In a recent article in a national magazine the five steps were listed in the context that all you had to do was take these five steps to be on the path to riches and glory. Nothing could be further from the truth.

Step 1: Involve customers in your ideation. Form customer idea advisory boards? identify early adopters so you can get in on the ground floor?

Simple right? Creating an advisory board with customers who are competitors is nearly impossible, besides having legal concerns, what company is going to reveal an idea that will also benefit their competitor? None! It is much better to work one-on-one with a company than as a group. Working with early adopters has it pluses and minuses. There are many companies who are early adopters but never seem to make the leap to early majority, but instead have moved on to the next new thing without fully realizing the benefits of their initial efforts.

Step 2: Involve customers in new ways… use methods of understanding the customer in non-traditional ways for your industry.

Ethnography is the studying/observing of people in their real environment to determine what they really do instead of just asking them. Make sure that you use a trained ethnographic expert instead of yourself; it is amazing what an expert will reveal. However, remember this method of idea generation is exploratory market research and needs to be reinforced with additional confirmatory type studies.

Step 3: Focus on the unarticulated needs of the customer… generating ideas of things customers do not know exist or need.

Customers are of little help in defining ideas of things they do not know. The Walkman, iPod, the internet, the paint jug… The reality is that these types of disruptive or radical ideas are much more difficult to identify and requires shifting through many more ideas to find the next new-new thing. Transformation, consolidation, aggregation of current frustrations and values of users are some of the major methods to identify new ideas.

But one thing is very certain, unless you have an ongoing effort of idea generation you will have to be very lucky to catch lighting in a jar.

Step 4: Involve suppliers in your product innovation. Use your suppliers’ innovation capability to help you.

This sounds very attractive, free innovation but it may come at a high price. Unless you can achieve some sort of exclusive arrangement or other special arrangement, it is the nature of all suppliers to sell your idea to your competitors the same (their) innovation. Remember a vendor is not your friend and wants to sell more of his products. Therefore your innovation advantage evaporates. There is a lot to be said for the Steve Job’s approach of internal innovation at Apple Corporation to protect their innovation.

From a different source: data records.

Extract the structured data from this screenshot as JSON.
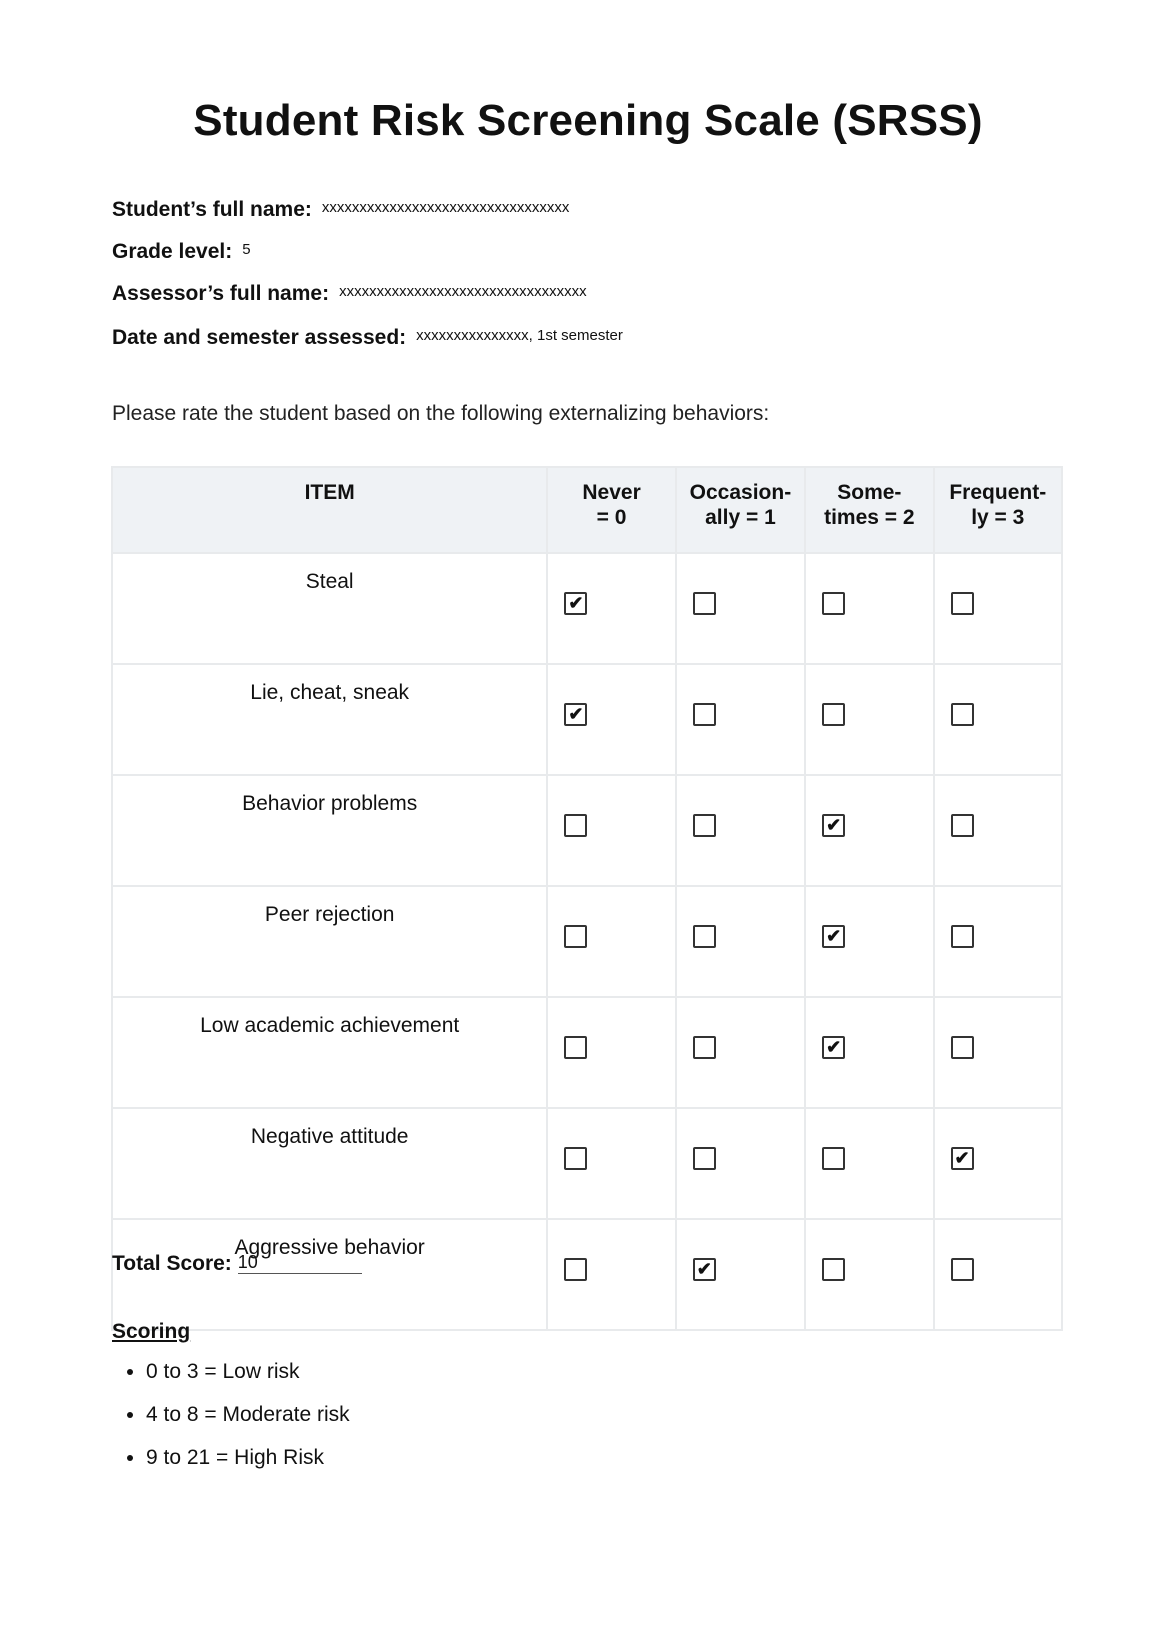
{
  "title": "Student Risk Screening Scale (SRSS)",
  "fields": [
    {
      "label": "Student’s full name:",
      "value": "xxxxxxxxxxxxxxxxxxxxxxxxxxxxxxxxx"
    },
    {
      "label": "Grade level:",
      "value": "5"
    },
    {
      "label": "Assessor’s full name:",
      "value": "xxxxxxxxxxxxxxxxxxxxxxxxxxxxxxxxx"
    },
    {
      "label": "Date and semester assessed:",
      "value": "xxxxxxxxxxxxxxx, 1st semester"
    }
  ],
  "intro": "Please rate the student based on the following externalizing behaviors:",
  "table": {
    "headers": [
      "ITEM",
      "Never\n= 0",
      "Occasion-\nally = 1",
      "Some-\ntimes = 2",
      "Frequent-\nly = 3"
    ],
    "rows": [
      {
        "item": "Steal",
        "checked": 0
      },
      {
        "item": "Lie, cheat, sneak",
        "checked": 0
      },
      {
        "item": "Behavior problems",
        "checked": 2
      },
      {
        "item": "Peer rejection",
        "checked": 2
      },
      {
        "item": "Low academic achievement",
        "checked": 2
      },
      {
        "item": "Negative attitude",
        "checked": 3
      },
      {
        "item": "Aggressive behavior",
        "checked": 1
      }
    ],
    "check_glyph": "✔"
  },
  "total": {
    "label": "Total Score:",
    "value": "10"
  },
  "scoring": {
    "heading": "Scoring",
    "items": [
      "0 to 3 = Low risk",
      "4 to 8 = Moderate risk",
      "9 to 21 = High Risk"
    ]
  }
}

Step 5: Benchmark ideation techniques to determine the best ones. Establish methods that encourage you to constantly search for new methods of understanding future innovation needs.

However it is more than just benchmarking, trying to understand each ideation method. There is value in determining how well your efficiency and productivity is in the search for innovative ideas. How much money are you investing? What has been your return on innovation (ROI)? What methods have worked for you and in what context? Different methods of ideation work best for different objectives. For incremental line extensions, close customer contact and involvement is an excellent innovation method. At the other extreme, new to the world innovation requires futurist visionary innovation techniques. Make sure you use the right innovation tool for the right job; misuse normally leads to very disappointing results.

In summary, Idea Innovation is hard work. The knowledgeable and skillful use of the different innovation tools is important. But paramount is the commitment to having an on-going pro-active innovation ideation process that is 24/7 day-in and day-out.